The Society of St. Vincent de Paul District Council of Nashville, Tennessee Inc., and Ascension Saint Thomas Health System are collaborating to provide prescriptions to those in need through the SVDP Prescription Services Program following approval received from Bishop J. Mark Spalding during a meeting Wednesday, Sept. 22, in the Bishop’s Conference Room at the Catholic Pastoral Center.
During the meeting, representatives of the St. Vincent de Paul District Council of Nashville, including President Ron Szejner, Treasurer Joseph Bibeau, and Council Member Mark Gunning, and representatives of Ascension including Chief Mission Officer Greg Pope and Pharmacy Manager Ashley Bennett, spoke with Bishop Spalding as well as Brian Cooper, chancellor and chief operating officer for the Diocese of Nashville, and Father John Hammond, judicial vicar and vicar general, and answered their questions.
“The important thing is for the people in our community, through our parishes and other organizations like Catholic Charities, Diocese of Nashville, to be aware that this exists as they encounter those in need,” Szejner said. “Serving the poor. This is what St. Vincent de Paul is about. We’re here to serve.”
The program will help those who cannot afford their everyday prescriptions. Those who qualify, meaning those who are uninsured and are considered low income, will have their prescriptions covered by St. Vincent de Paul for one year. This will also include paying for delivery of the prescriptions to a person’s home if they are unable to physically pick up the prescriptions. The service can be renewed every year as long as the applicant still qualifies.
St. Vincent de Paul has designated a single point of contact who will help with the applications and will determine if a person qualifies for the program.
The organizations’ ask of the diocese was to help spread the word to the pastors and parishes of the diocese, which Bishop Spalding, Cooper and Father Hammond agreed to do.
“It’s a very worthwhile endeavor and please know our gratitude to both Ascension and to St. Vincent de Paul. This can prove to truly be something beyond what the initial expectations can be, especially in the rural areas,” Cooper said. “This could be a lifeline to people truly in need.”
“It has my blessing.

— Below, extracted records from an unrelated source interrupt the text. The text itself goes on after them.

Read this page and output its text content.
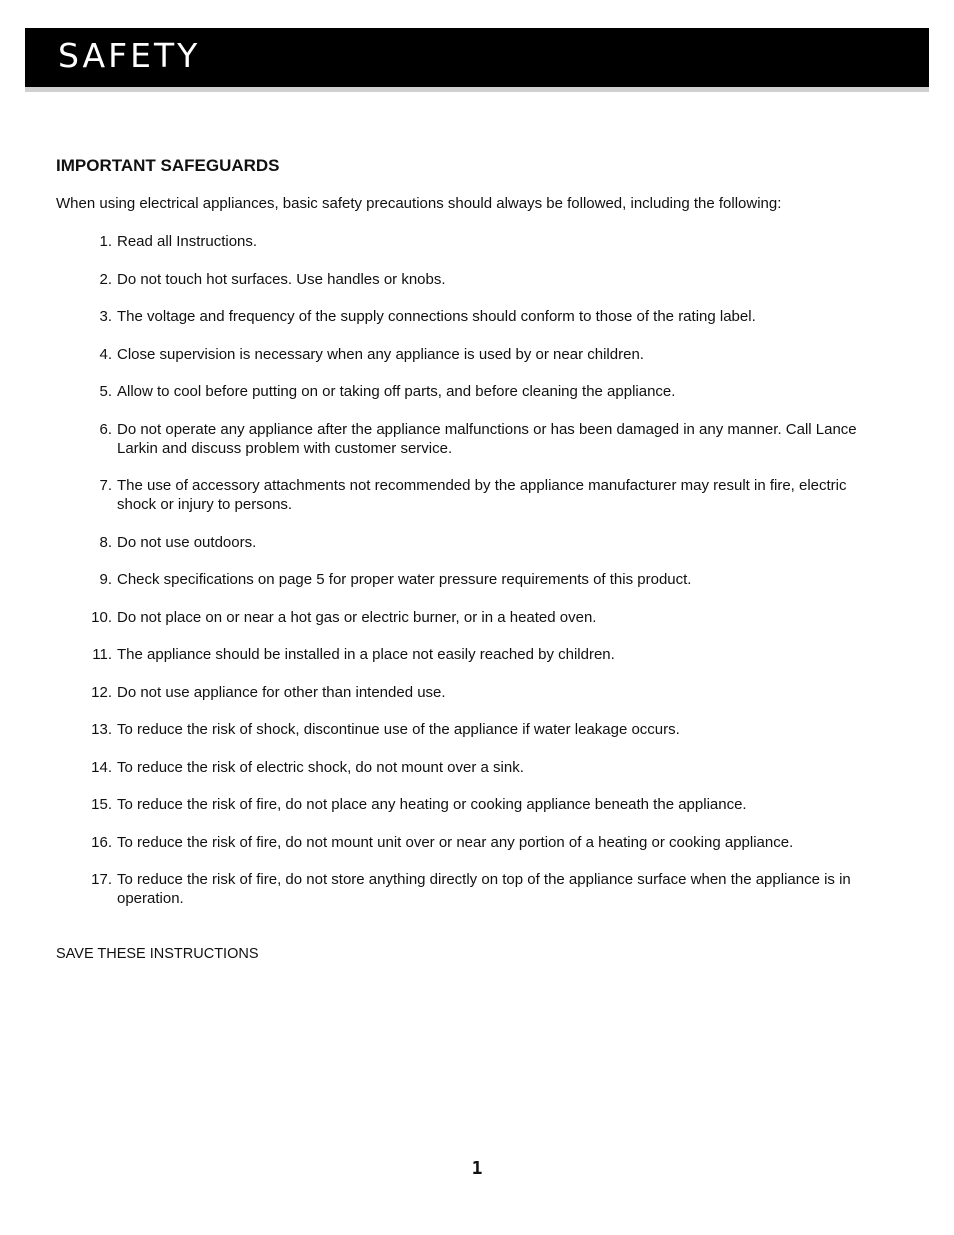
SAFETY
IMPORTANT SAFEGUARDS

When using electrical appliances, basic safety precautions should always be followed, including the following:

1. Read all Instructions.
2. Do not touch hot surfaces. Use handles or knobs.
3. The voltage and frequency of the supply connections should conform to those of the rating label.
4. Close supervision is necessary when any appliance is used by or near children.
5. Allow to cool before putting on or taking off parts, and before cleaning the appliance.
6. Do not operate any appliance after the appliance malfunctions or has been damaged in any manner. Call Lance Larkin and discuss problem with customer service.
7. The use of accessory attachments not recommended by the appliance manufacturer may result in fire, electric shock or injury to persons.
8. Do not use outdoors.
9. Check specifications on page 5 for proper water pressure requirements of this product.
10. Do not place on or near a hot gas or electric burner, or in a heated oven.
11. The appliance should be installed in a place not easily reached by children.
12. Do not use appliance for other than intended use.
13. To reduce the risk of shock, discontinue use of the appliance if water leakage occurs.
14. To reduce the risk of electric shock, do not mount over a sink.
15. To reduce the risk of fire, do not place any heating or cooking appliance beneath the appliance.
16. To reduce the risk of fire, do not mount unit over or near any portion of a heating or cooking appliance.
17. To reduce the risk of fire, do not store anything directly on top of the appliance surface when the appliance is in operation.

SAVE THESE INSTRUCTIONS

1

You don’t get in the way of something this good,” Bishop Spalding added. “I appreciate all the good work around this table because it is so tied to our mission and please know of my full support for this.
“I always appreciate St. Vincent de Paul and the whole spirituality connected within it every time a contact is made,” he continued. “Whenever I see these kinds of programs, it helps close the circle so that this person before me in need receives the help they need. I appreciate all that St. Vincent de Paul does in assisting the marginalized.”
The pastors and parishes of the diocese are encouraged to refer those in need to the program if they believe them to be eligible. Parishes who don’t have an established St. Vincent de Paul conference at their parish can refer potential applicants to any of the 10 established conferences in the diocese, which include St. Henry Church, St. Ann Church, and St. Edward Church in Nashville; Our Lady of the Lake Church in Hendersonville; St. Christopher Church in Dickson; St. John Vianney Church in Gallatin; St. Matthew Church in Franklin; St. Patrick Church in McEwen; Immaculate Conception Church in Clarksville; or Sacred Heart Church in Lawrenceburg.